Doctors studying rare case of AIDS remission

Doctors described the rare HIV case in a presentation to the 2015 worldwide AIDS Society conference in Vancouver, B.C.

Advertisement

Many doctors believe that the aggressive early treatment decimated the disease, allowing the French girl to naturally keep it in remission. But for now, the reason remains a mystery.

Groundbreaking research conducted at the University of North Carolina-Chapel Hill has demonstrated that potent drug cocktails can disable HIV to the point that the deadly virus can’t be transmitted to other people through sexual activity.

The unidentified girl was infected at the time of her birth in 1996 because of transmission from her mother, whose HIV was poorly controlled, said Dr. Asier Saez-Cirion of the Pasteur Institute in Paris.

On returning for check-ups one year later, medical teams found undetectable levels of HIV in her blood despite her break from treatment. She’s now a teenager and the virus doesn’t show up in standard tests. “But we still need a lot of work to know why”.

Although several adults have stopped HIV antiretroviral (ARV) medication and remained in remission, French doctors think that this is the first long-lasting case that started in childhood. When these events were combined with the serious AIDS and serious non-AIDS events, as an overall measure of clinical benefit for early treatment, the rate was 18 percent lower in the early treatment group, compared to the deferred treatment group. Analysis of HIV drug resistance in adults receiving early antiretroviral treatment for HIV prevention: results from the HIV Prevention Trials Network (HPTN 052) trial.
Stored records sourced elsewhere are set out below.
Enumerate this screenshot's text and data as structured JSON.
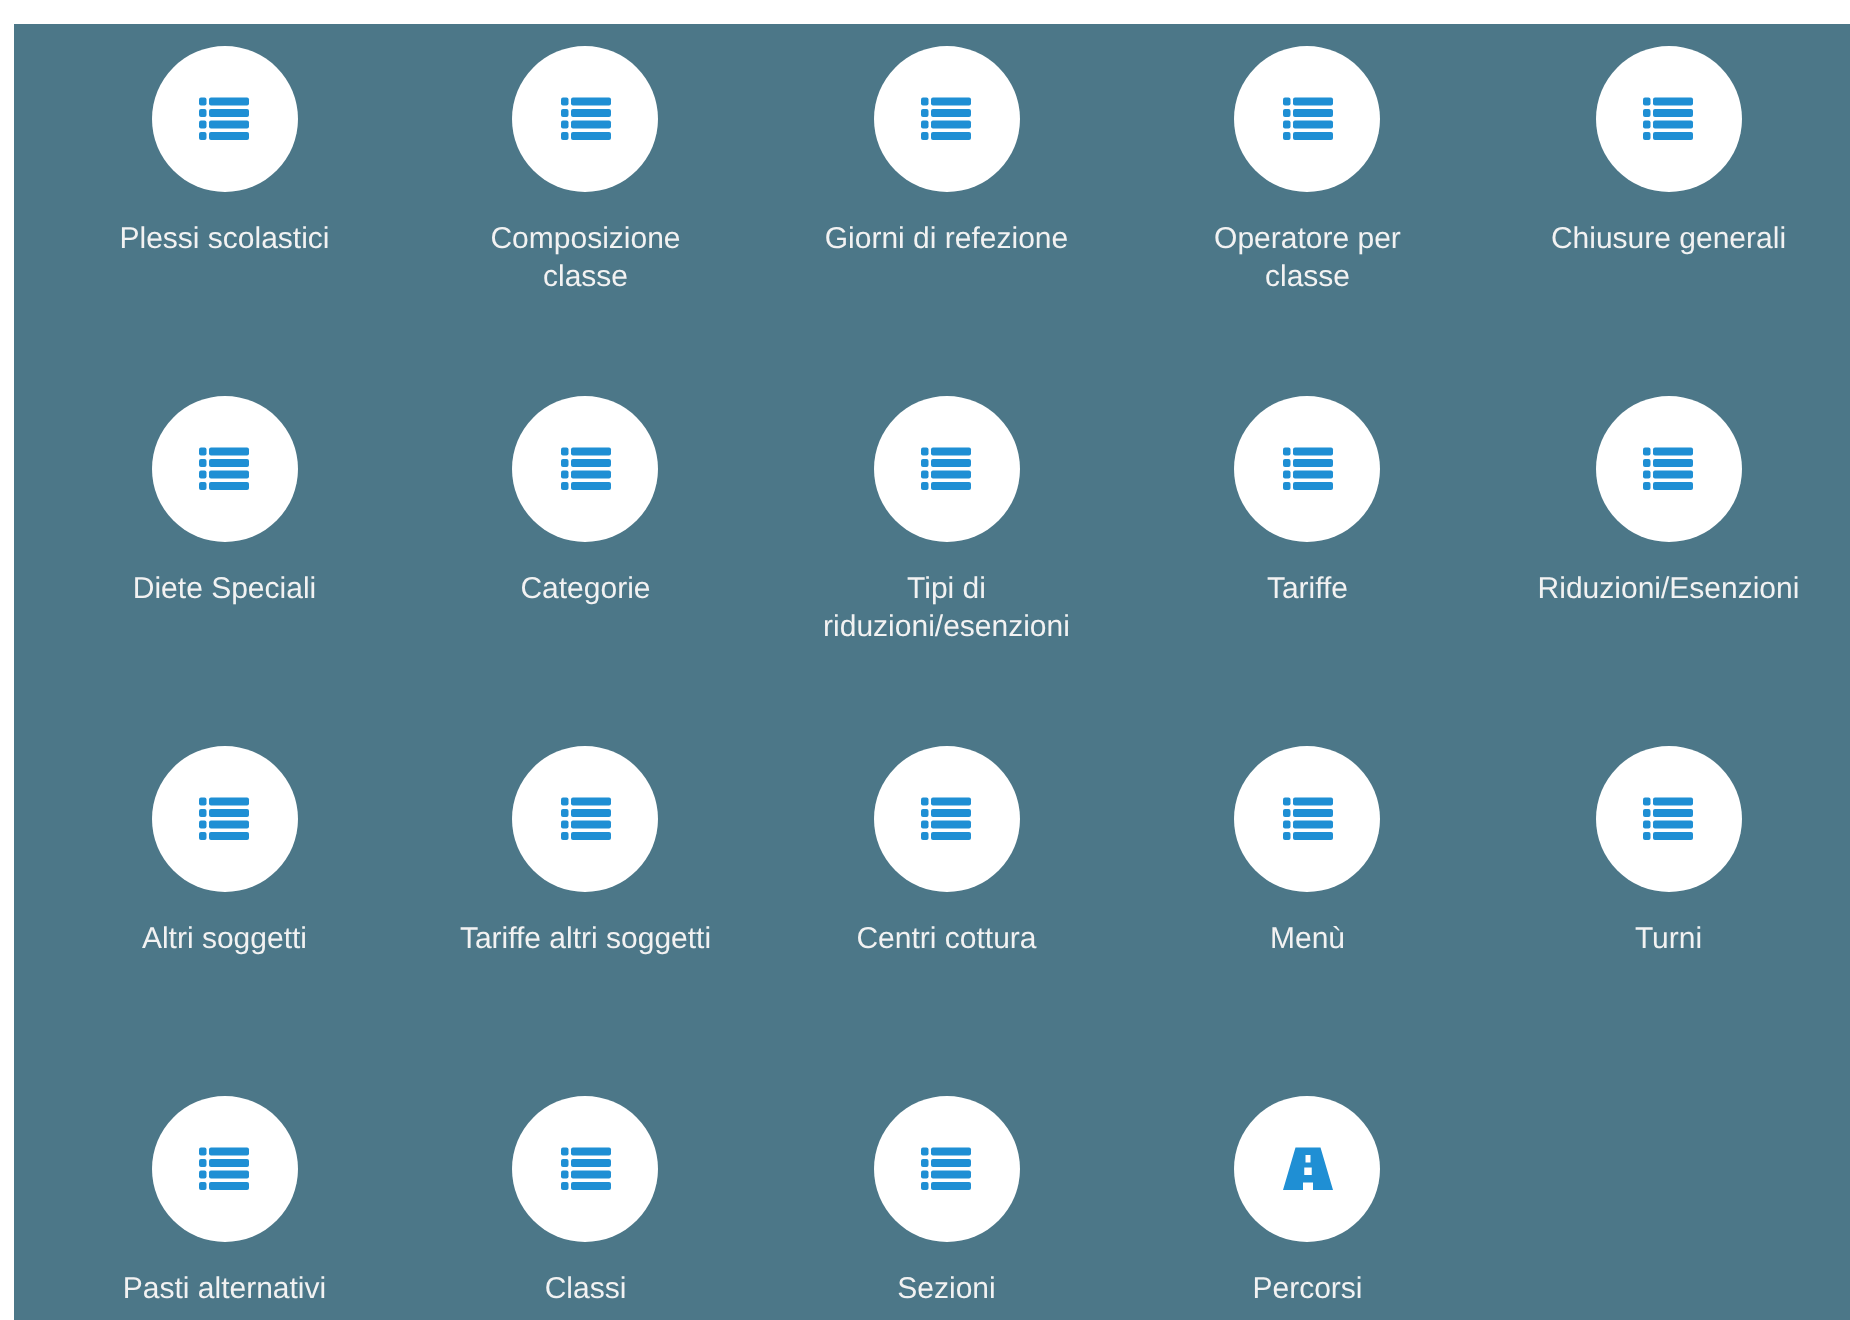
{
  "tiles": [
    {
      "label": "Plessi scolastici",
      "kind": "list"
    },
    {
      "label": "Composizione classe",
      "kind": "list"
    },
    {
      "label": "Giorni di refezione",
      "kind": "list"
    },
    {
      "label": "Operatore per classe",
      "kind": "list"
    },
    {
      "label": "Chiusure generali",
      "kind": "list"
    },
    {
      "label": "Diete Speciali",
      "kind": "list"
    },
    {
      "label": "Categorie",
      "kind": "list"
    },
    {
      "label": "Tipi di riduzioni/esenzioni",
      "kind": "list"
    },
    {
      "label": "Tariffe",
      "kind": "list"
    },
    {
      "label": "Riduzioni/Esenzioni",
      "kind": "list"
    },
    {
      "label": "Altri soggetti",
      "kind": "list"
    },
    {
      "label": "Tariffe altri soggetti",
      "kind": "list"
    },
    {
      "label": "Centri cottura",
      "kind": "list"
    },
    {
      "label": "Menù",
      "kind": "list"
    },
    {
      "label": "Turni",
      "kind": "list"
    },
    {
      "label": "Pasti alternativi",
      "kind": "list"
    },
    {
      "label": "Classi",
      "kind": "list"
    },
    {
      "label": "Sezioni",
      "kind": "list"
    },
    {
      "label": "Percorsi",
      "kind": "road"
    }
  ]
}
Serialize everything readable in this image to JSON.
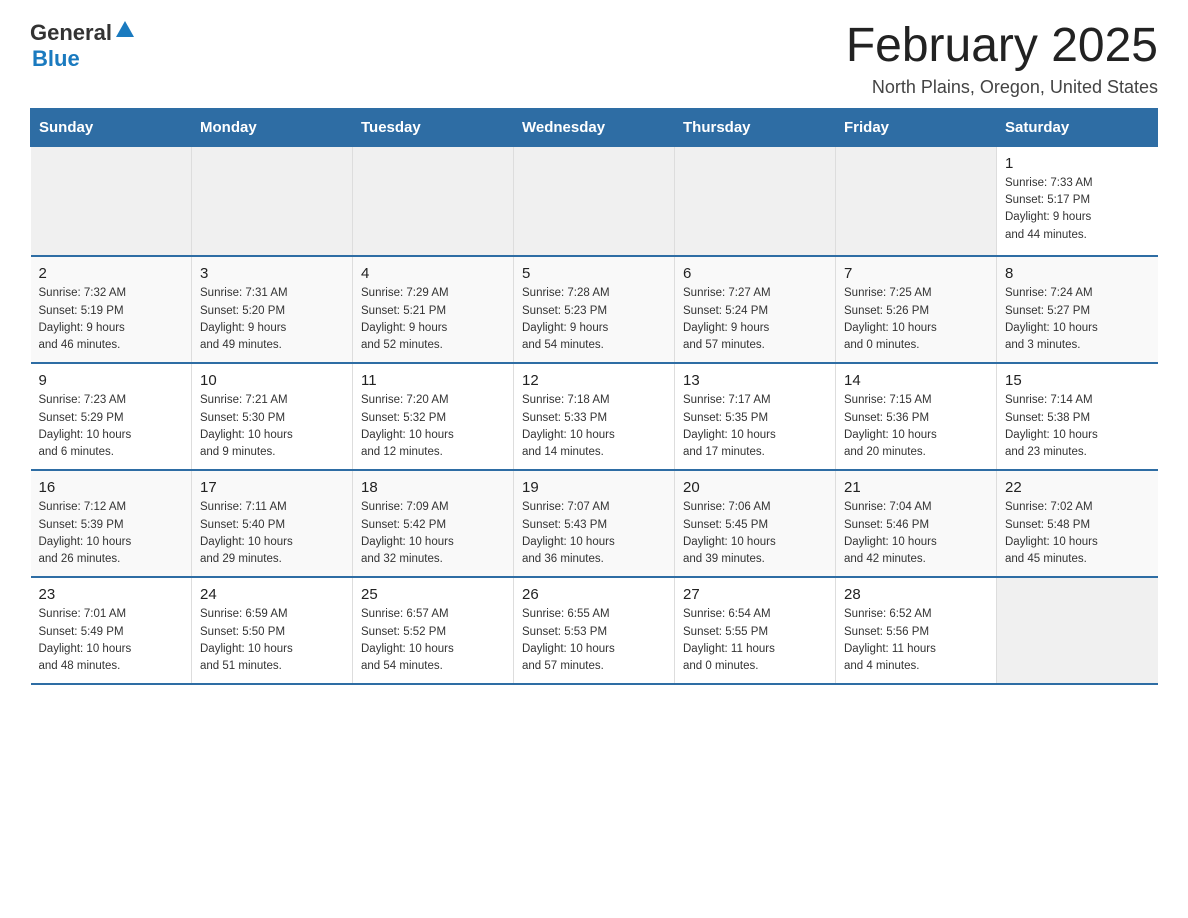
{
  "logo": {
    "text_general": "General",
    "triangle_symbol": "▲",
    "text_blue": "Blue"
  },
  "header": {
    "month_title": "February 2025",
    "location": "North Plains, Oregon, United States"
  },
  "weekdays": [
    "Sunday",
    "Monday",
    "Tuesday",
    "Wednesday",
    "Thursday",
    "Friday",
    "Saturday"
  ],
  "weeks": [
    [
      {
        "day": "",
        "info": ""
      },
      {
        "day": "",
        "info": ""
      },
      {
        "day": "",
        "info": ""
      },
      {
        "day": "",
        "info": ""
      },
      {
        "day": "",
        "info": ""
      },
      {
        "day": "",
        "info": ""
      },
      {
        "day": "1",
        "info": "Sunrise: 7:33 AM\nSunset: 5:17 PM\nDaylight: 9 hours\nand 44 minutes."
      }
    ],
    [
      {
        "day": "2",
        "info": "Sunrise: 7:32 AM\nSunset: 5:19 PM\nDaylight: 9 hours\nand 46 minutes."
      },
      {
        "day": "3",
        "info": "Sunrise: 7:31 AM\nSunset: 5:20 PM\nDaylight: 9 hours\nand 49 minutes."
      },
      {
        "day": "4",
        "info": "Sunrise: 7:29 AM\nSunset: 5:21 PM\nDaylight: 9 hours\nand 52 minutes."
      },
      {
        "day": "5",
        "info": "Sunrise: 7:28 AM\nSunset: 5:23 PM\nDaylight: 9 hours\nand 54 minutes."
      },
      {
        "day": "6",
        "info": "Sunrise: 7:27 AM\nSunset: 5:24 PM\nDaylight: 9 hours\nand 57 minutes."
      },
      {
        "day": "7",
        "info": "Sunrise: 7:25 AM\nSunset: 5:26 PM\nDaylight: 10 hours\nand 0 minutes."
      },
      {
        "day": "8",
        "info": "Sunrise: 7:24 AM\nSunset: 5:27 PM\nDaylight: 10 hours\nand 3 minutes."
      }
    ],
    [
      {
        "day": "9",
        "info": "Sunrise: 7:23 AM\nSunset: 5:29 PM\nDaylight: 10 hours\nand 6 minutes."
      },
      {
        "day": "10",
        "info": "Sunrise: 7:21 AM\nSunset: 5:30 PM\nDaylight: 10 hours\nand 9 minutes."
      },
      {
        "day": "11",
        "info": "Sunrise: 7:20 AM\nSunset: 5:32 PM\nDaylight: 10 hours\nand 12 minutes."
      },
      {
        "day": "12",
        "info": "Sunrise: 7:18 AM\nSunset: 5:33 PM\nDaylight: 10 hours\nand 14 minutes."
      },
      {
        "day": "13",
        "info": "Sunrise: 7:17 AM\nSunset: 5:35 PM\nDaylight: 10 hours\nand 17 minutes."
      },
      {
        "day": "14",
        "info": "Sunrise: 7:15 AM\nSunset: 5:36 PM\nDaylight: 10 hours\nand 20 minutes."
      },
      {
        "day": "15",
        "info": "Sunrise: 7:14 AM\nSunset: 5:38 PM\nDaylight: 10 hours\nand 23 minutes."
      }
    ],
    [
      {
        "day": "16",
        "info": "Sunrise: 7:12 AM\nSunset: 5:39 PM\nDaylight: 10 hours\nand 26 minutes."
      },
      {
        "day": "17",
        "info": "Sunrise: 7:11 AM\nSunset: 5:40 PM\nDaylight: 10 hours\nand 29 minutes."
      },
      {
        "day": "18",
        "info": "Sunrise: 7:09 AM\nSunset: 5:42 PM\nDaylight: 10 hours\nand 32 minutes."
      },
      {
        "day": "19",
        "info": "Sunrise: 7:07 AM\nSunset: 5:43 PM\nDaylight: 10 hours\nand 36 minutes."
      },
      {
        "day": "20",
        "info": "Sunrise: 7:06 AM\nSunset: 5:45 PM\nDaylight: 10 hours\nand 39 minutes."
      },
      {
        "day": "21",
        "info": "Sunrise: 7:04 AM\nSunset: 5:46 PM\nDaylight: 10 hours\nand 42 minutes."
      },
      {
        "day": "22",
        "info": "Sunrise: 7:02 AM\nSunset: 5:48 PM\nDaylight: 10 hours\nand 45 minutes."
      }
    ],
    [
      {
        "day": "23",
        "info": "Sunrise: 7:01 AM\nSunset: 5:49 PM\nDaylight: 10 hours\nand 48 minutes."
      },
      {
        "day": "24",
        "info": "Sunrise: 6:59 AM\nSunset: 5:50 PM\nDaylight: 10 hours\nand 51 minutes."
      },
      {
        "day": "25",
        "info": "Sunrise: 6:57 AM\nSunset: 5:52 PM\nDaylight: 10 hours\nand 54 minutes."
      },
      {
        "day": "26",
        "info": "Sunrise: 6:55 AM\nSunset: 5:53 PM\nDaylight: 10 hours\nand 57 minutes."
      },
      {
        "day": "27",
        "info": "Sunrise: 6:54 AM\nSunset: 5:55 PM\nDaylight: 11 hours\nand 0 minutes."
      },
      {
        "day": "28",
        "info": "Sunrise: 6:52 AM\nSunset: 5:56 PM\nDaylight: 11 hours\nand 4 minutes."
      },
      {
        "day": "",
        "info": ""
      }
    ]
  ]
}
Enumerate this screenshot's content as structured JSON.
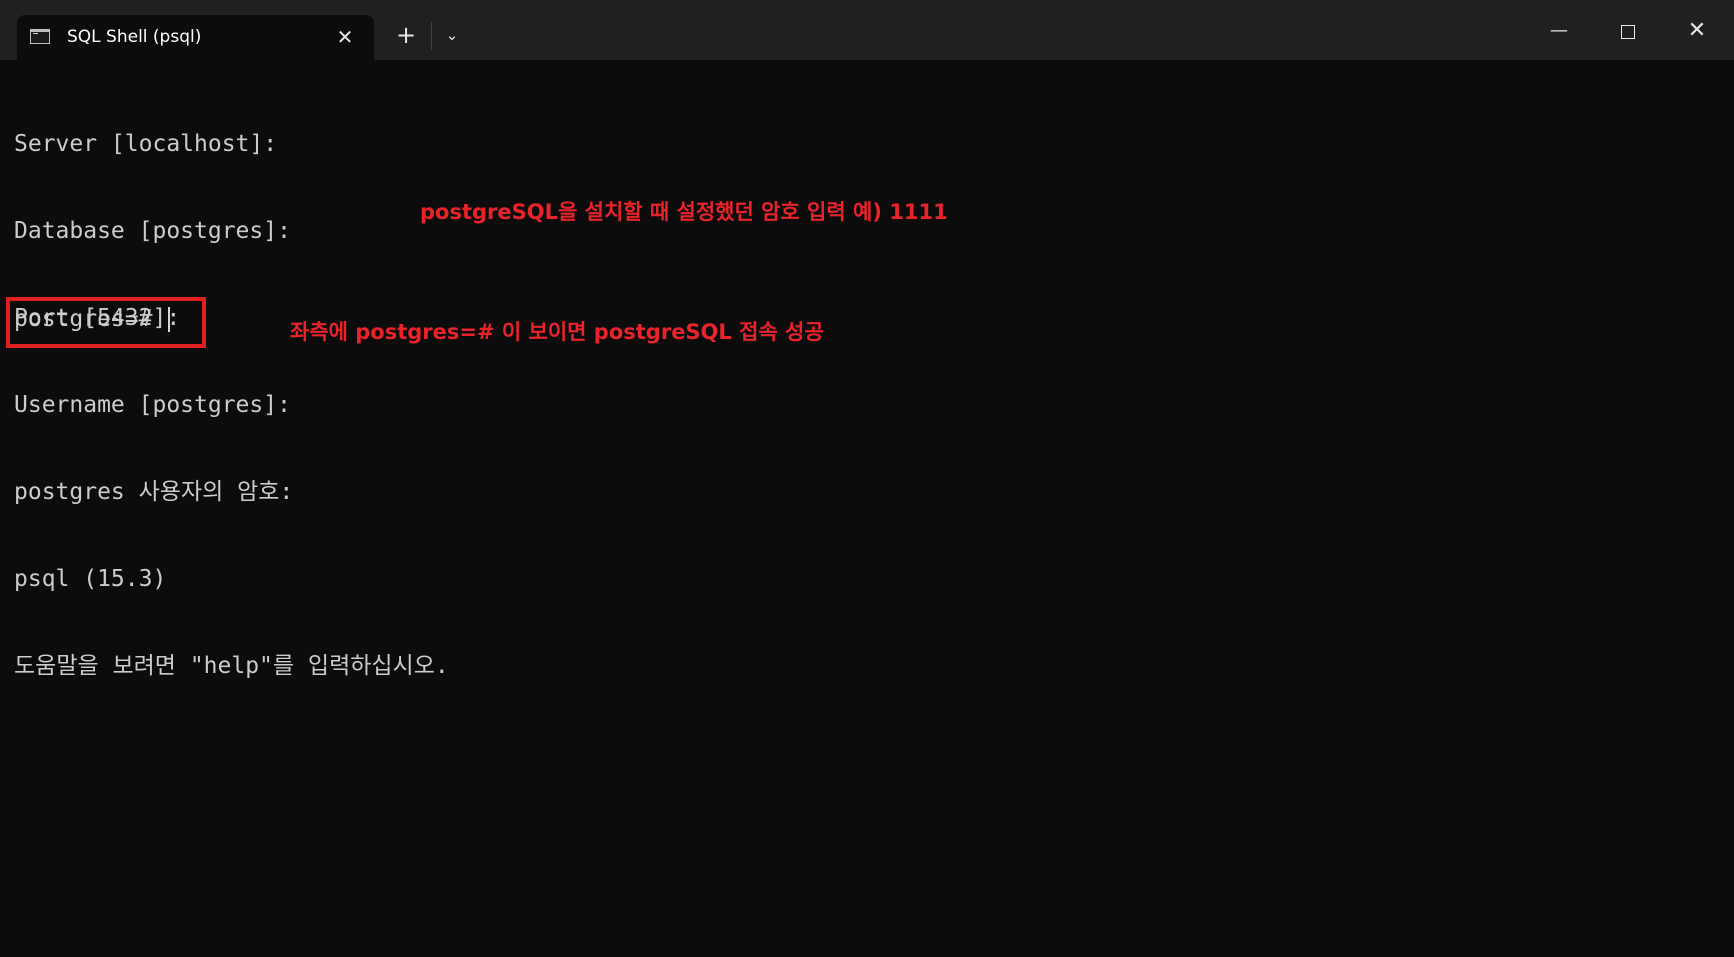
{
  "window": {
    "tab_title": "SQL Shell (psql)",
    "tab_close_symbol": "✕",
    "new_tab_symbol": "+",
    "dropdown_symbol": "⌄",
    "minimize_symbol": "—",
    "close_symbol": "✕"
  },
  "terminal": {
    "lines": [
      "Server [localhost]:",
      "Database [postgres]:",
      "Port [5432]:",
      "Username [postgres]:",
      "postgres 사용자의 암호:",
      "psql (15.3)",
      "도움말을 보려면 \"help\"를 입력하십시오."
    ],
    "prompt": "postgres=#"
  },
  "annotations": {
    "password_note": "postgreSQL을 설치할 때 설정했던 암호 입력  예) 1111",
    "success_note": "좌측에 postgres=# 이 보이면 postgreSQL 접속 성공"
  },
  "colors": {
    "terminal_bg": "#0c0c0c",
    "titlebar_bg": "#202020",
    "terminal_text": "#cccccc",
    "annotation_red": "#e8232a"
  },
  "icons": {
    "tab": "terminal-icon",
    "tab_close": "close-icon",
    "new_tab": "plus-icon",
    "dropdown": "chevron-down-icon",
    "minimize": "minimize-icon",
    "maximize": "maximize-icon",
    "close": "close-icon"
  }
}
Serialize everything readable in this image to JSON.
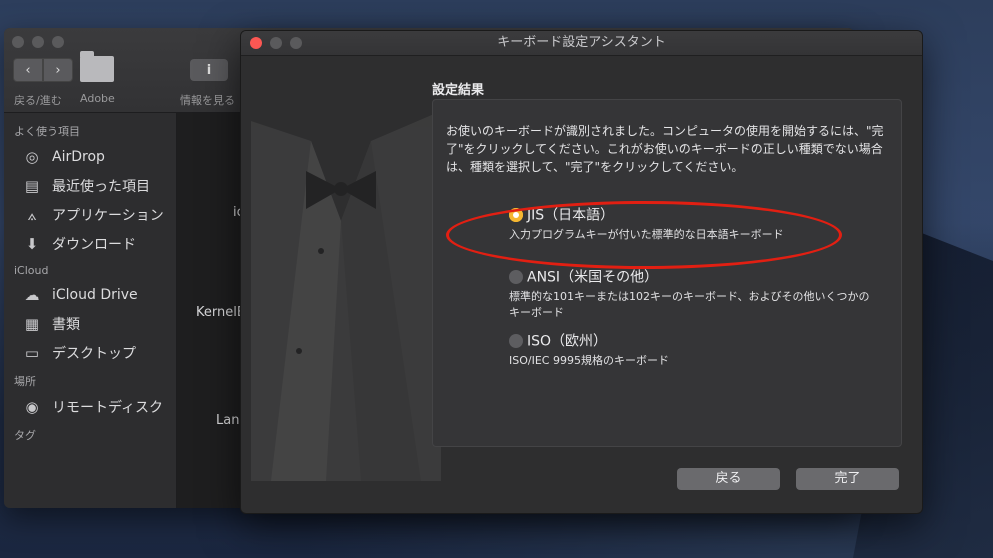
{
  "finder": {
    "toolbar": {
      "back_forward": "戻る/進む",
      "folder": "Adobe",
      "info": "情報を見る"
    },
    "sections": [
      {
        "label": "よく使う項目",
        "items": [
          {
            "label": "AirDrop",
            "icon": "airdrop-icon"
          },
          {
            "label": "最近使った項目",
            "icon": "recents-icon"
          },
          {
            "label": "アプリケーション",
            "icon": "applications-icon"
          },
          {
            "label": "ダウンロード",
            "icon": "downloads-icon"
          }
        ]
      },
      {
        "label": "iCloud",
        "items": [
          {
            "label": "iCloud Drive",
            "icon": "cloud-icon"
          },
          {
            "label": "書類",
            "icon": "documents-icon"
          },
          {
            "label": "デスクトップ",
            "icon": "desktop-icon"
          }
        ]
      },
      {
        "label": "場所",
        "items": [
          {
            "label": "リモートディスク",
            "icon": "disc-icon"
          }
        ]
      },
      {
        "label": "タグ",
        "items": []
      }
    ],
    "pane_text": [
      "ic",
      "KernelE",
      "Lang"
    ]
  },
  "dialog": {
    "title": "キーボード設定アシスタント",
    "heading": "設定結果",
    "description": "お使いのキーボードが識別されました。コンピュータの使用を開始するには、\"完了\"をクリックしてください。これがお使いのキーボードの正しい種類でない場合は、種類を選択して、\"完了\"をクリックしてください。",
    "options": [
      {
        "title": "JIS（日本語）",
        "sub": "入力プログラムキーが付いた標準的な日本語キーボード",
        "selected": true
      },
      {
        "title": "ANSI（米国その他）",
        "sub1": "標準的な101キーまたは102キーのキーボード、およびその他いくつかの",
        "sub2": "キーボード",
        "selected": false
      },
      {
        "title": "ISO（欧州）",
        "sub": "ISO/IEC 9995規格のキーボード",
        "selected": false
      }
    ],
    "back_label": "戻る",
    "done_label": "完了"
  },
  "colors": {
    "accent": "#f5b731",
    "annotation": "#e21f12"
  }
}
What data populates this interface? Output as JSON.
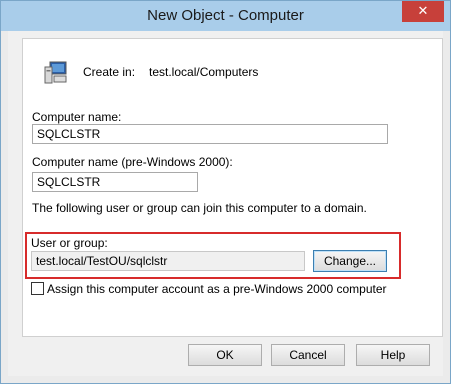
{
  "window": {
    "title": "New Object - Computer",
    "close_glyph": "✕"
  },
  "header": {
    "icon": "computer-icon",
    "create_in_label": "Create in:",
    "create_in_value": "test.local/Computers"
  },
  "form": {
    "computer_name_label": "Computer name:",
    "computer_name_value": "SQLCLSTR",
    "pre2000_label": "Computer name (pre-Windows 2000):",
    "pre2000_value": "SQLCLSTR",
    "join_note": "The following user or group can join this computer to a domain.",
    "user_group_label": "User or group:",
    "user_group_value": "test.local/TestOU/sqlclstr",
    "change_button": "Change...",
    "pre2000_checkbox_label": "Assign this computer account as a pre-Windows 2000 computer",
    "pre2000_checkbox_checked": false
  },
  "buttons": {
    "ok": "OK",
    "cancel": "Cancel",
    "help": "Help"
  },
  "colors": {
    "titlebar": "#a9cdea",
    "close": "#c7403a",
    "highlight": "#d72b2b"
  }
}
“Putting more people on ARVs is actually one of the few ways to start bringing these costs down because of the impact on transmission”, Meyer-Rath said. In recent months, his researchers have been running tests on the young woman to learn what they could about the teen’s condition before making news of her case public. But children at risk of infection from their mothers can be identified – and treated — during pregnancy, or at birth.

“Most likely she has been in virological remission for so long because she received a combination of antiretrovirals very soon after infection”, said the report.

As for the French teenager, “it’s just too early, and the laboratory data is too sparse, to really figure out what is going on”, Greene said. Then the regimen will be interrupted to see when or if the virus returns. Those things suggest that early treatment is responsible for the remission, he said.

The virus has been at levels so low it could not be detected since the girl was 21 months old.

Some 8 000 people with HIV in war-torn eastern Ukraine face a critical shortage of medicine and their supply will run out in mid-August unless a blockade is lifted, a United Nations Aids envoy has warned.

Nobel laureate Francoise Barre-Sinoussi, who helped in the discovery of HIV in 1983, said that from this patient, a lot of knowledge can be extracted and used, that is why this discovery has made everyone excited.

“We are learning from this patient, that’s why it’s so exciting. This is critical if we want to make progress in the field of remission in the future”.

Advertisement

Anthony Fauci, director of the US National Institute of Allergy and Infectious Diseases, cautions that HIV researchers have always been disappointed by false hopes.